I think that happened because I learned that I love racing. I absolutely love racing, it’s my passion, it’s what I want to do for my career and I live and breathe racing. But at the same time, when you have a really crappy day, when it just sucks and you’re pissed off and you’re just like, “Damn, this really sucks” — you just have those days sometimes in racing.

What I think it allows me to do is when I get back on the plane, I’m able to digest the things that happened, learn from it, go home and reset. Because I know that for myself there’s been much worse days. Also, when I went through that whole process, there were people who had grade four tumors. My step-grandmother had a grade four tumor and passed away. There were people who had it much worse off than I did.

And you know what? I get to go around and drive a race car in the Cup Series for my living. Like that’s pretty sweet. That’s a dream of most people, that’s a dream of mine; I was a fan, that was my dream to do this.

So I think it puts it in perspective that you are allowed to have a bad day, you are allowed to be pissed off because you love it and you want to do better and you want to succeed. But when you go home, it resets and you enjoy those little things.

I got engaged over the offseason, I’m looking forward to (being married). Just little things like that that you just kind of soak in and enjoy those parts of it more, and I think it allows you to be better gelled with the (crew) guys because they know you want it, but at the same time things don’t carry over from week to week. It’s kind of an on and off switch that I’ve been allowed to now turn on and off faster because I can compartmentalize things better.

What are some things that you feel like you’ve learned that you just wish you could apply to everybody else. Like if people just knew this –without learning the hard way — it would help their perspective on life.

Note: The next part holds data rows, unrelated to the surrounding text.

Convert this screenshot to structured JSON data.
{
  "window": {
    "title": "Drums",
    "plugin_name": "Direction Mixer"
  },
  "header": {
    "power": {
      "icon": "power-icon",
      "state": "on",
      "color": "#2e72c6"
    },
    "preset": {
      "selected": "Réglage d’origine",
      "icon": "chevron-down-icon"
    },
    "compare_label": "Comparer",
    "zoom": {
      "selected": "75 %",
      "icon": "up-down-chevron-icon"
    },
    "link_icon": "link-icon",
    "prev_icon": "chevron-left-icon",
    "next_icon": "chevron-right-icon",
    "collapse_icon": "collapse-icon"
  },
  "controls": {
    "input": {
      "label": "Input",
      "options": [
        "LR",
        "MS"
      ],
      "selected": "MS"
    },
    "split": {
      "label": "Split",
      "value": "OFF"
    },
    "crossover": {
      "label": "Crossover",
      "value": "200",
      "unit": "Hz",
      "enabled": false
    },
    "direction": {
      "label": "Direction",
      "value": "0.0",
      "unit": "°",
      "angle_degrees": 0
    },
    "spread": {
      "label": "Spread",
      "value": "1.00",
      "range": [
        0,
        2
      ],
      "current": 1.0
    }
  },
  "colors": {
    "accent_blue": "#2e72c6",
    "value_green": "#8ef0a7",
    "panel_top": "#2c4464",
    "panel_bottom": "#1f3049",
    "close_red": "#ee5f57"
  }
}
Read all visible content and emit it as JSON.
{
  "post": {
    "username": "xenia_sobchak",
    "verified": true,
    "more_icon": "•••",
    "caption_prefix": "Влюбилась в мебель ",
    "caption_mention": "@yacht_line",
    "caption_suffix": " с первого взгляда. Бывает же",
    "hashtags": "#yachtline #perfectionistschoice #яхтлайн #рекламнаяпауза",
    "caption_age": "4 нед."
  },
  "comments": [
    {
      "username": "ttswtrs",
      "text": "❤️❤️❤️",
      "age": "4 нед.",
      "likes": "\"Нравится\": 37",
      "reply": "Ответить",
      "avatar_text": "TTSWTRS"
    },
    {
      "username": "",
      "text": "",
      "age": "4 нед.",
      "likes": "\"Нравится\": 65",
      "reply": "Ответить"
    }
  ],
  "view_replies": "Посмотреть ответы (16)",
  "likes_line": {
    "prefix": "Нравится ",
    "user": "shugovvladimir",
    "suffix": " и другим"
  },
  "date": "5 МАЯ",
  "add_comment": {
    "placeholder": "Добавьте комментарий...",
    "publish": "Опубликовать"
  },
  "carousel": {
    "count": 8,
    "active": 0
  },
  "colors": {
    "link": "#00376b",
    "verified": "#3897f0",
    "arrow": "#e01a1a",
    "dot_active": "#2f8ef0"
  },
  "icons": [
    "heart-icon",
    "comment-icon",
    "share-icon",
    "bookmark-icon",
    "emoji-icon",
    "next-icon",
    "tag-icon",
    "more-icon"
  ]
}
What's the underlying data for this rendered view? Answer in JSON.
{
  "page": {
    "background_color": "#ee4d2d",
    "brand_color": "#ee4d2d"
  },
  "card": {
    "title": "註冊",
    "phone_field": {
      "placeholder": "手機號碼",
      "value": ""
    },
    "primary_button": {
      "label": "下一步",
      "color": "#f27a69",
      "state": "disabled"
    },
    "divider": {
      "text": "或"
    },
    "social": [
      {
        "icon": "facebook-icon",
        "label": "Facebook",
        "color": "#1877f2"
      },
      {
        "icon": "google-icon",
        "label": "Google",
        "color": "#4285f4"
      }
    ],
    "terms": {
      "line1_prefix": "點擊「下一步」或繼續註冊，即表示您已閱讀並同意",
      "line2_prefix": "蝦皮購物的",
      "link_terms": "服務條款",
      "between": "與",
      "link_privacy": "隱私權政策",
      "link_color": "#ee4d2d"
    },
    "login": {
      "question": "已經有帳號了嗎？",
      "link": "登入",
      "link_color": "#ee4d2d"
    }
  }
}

I think it’s different for every person. But at the same time, I think allowing yourself to step back and enjoy moments.

The Daytona 500 pre-race and the pace truck ride there and watching the Thunderbirds go by, I allowed myself to soak that in. Yeah, I was nervous as crap because the Daytona 500 was my first Cup race. It’s like, “This is nuts!” But I allowed myself (to enjoy it), and I can remember that whole thing in my mind. If I had been stressed out and just so focused on the race car at that moment, I would have missed that whole thing. And when I got in the car and put my helmet on, you better bet I was ready to go. But I think it’s just enjoying those things and enjoying the people who you’re friends with, who are your loved ones or whatever.

My whole thing with my journey is I’ve been seen as a very positive person through all this and I try to serve as an inspiration to people. The biggest thing you can do is, and it’s an old saying, but treat people the way you want to be treated with stuff. I think people get too lost in the every small day to day thing, they lose track of bigger picture stuff.

Like I said, it’s OK to be mad at things, it’s OK to be human. But at the same time, try to do something good in the world, try to be nice to people. Even if it’s just petting your dog, whatever the heck it is, it’s just taking those little times to not let time fly by.

I didn’t know going into that surgery room what was going to happen to me, and I certainly then realized after (things like) going to a concert, that was fun again. Just you enjoy those little moments more and I think time flies by and crazy stuff happens and you gotta sit back and enjoy that stuff.

And realize that for us in this industry, we get so down on things and we are so stressed out about stuff, but we get to work in NASCAR. That’s one of the top sports in America — in the world — and that’s pretty dang cool. I like to sit back and realize that so many kids have this dream of being a Cup Series driver, and I get to do that. So I want to make sure that I do the best job that I can.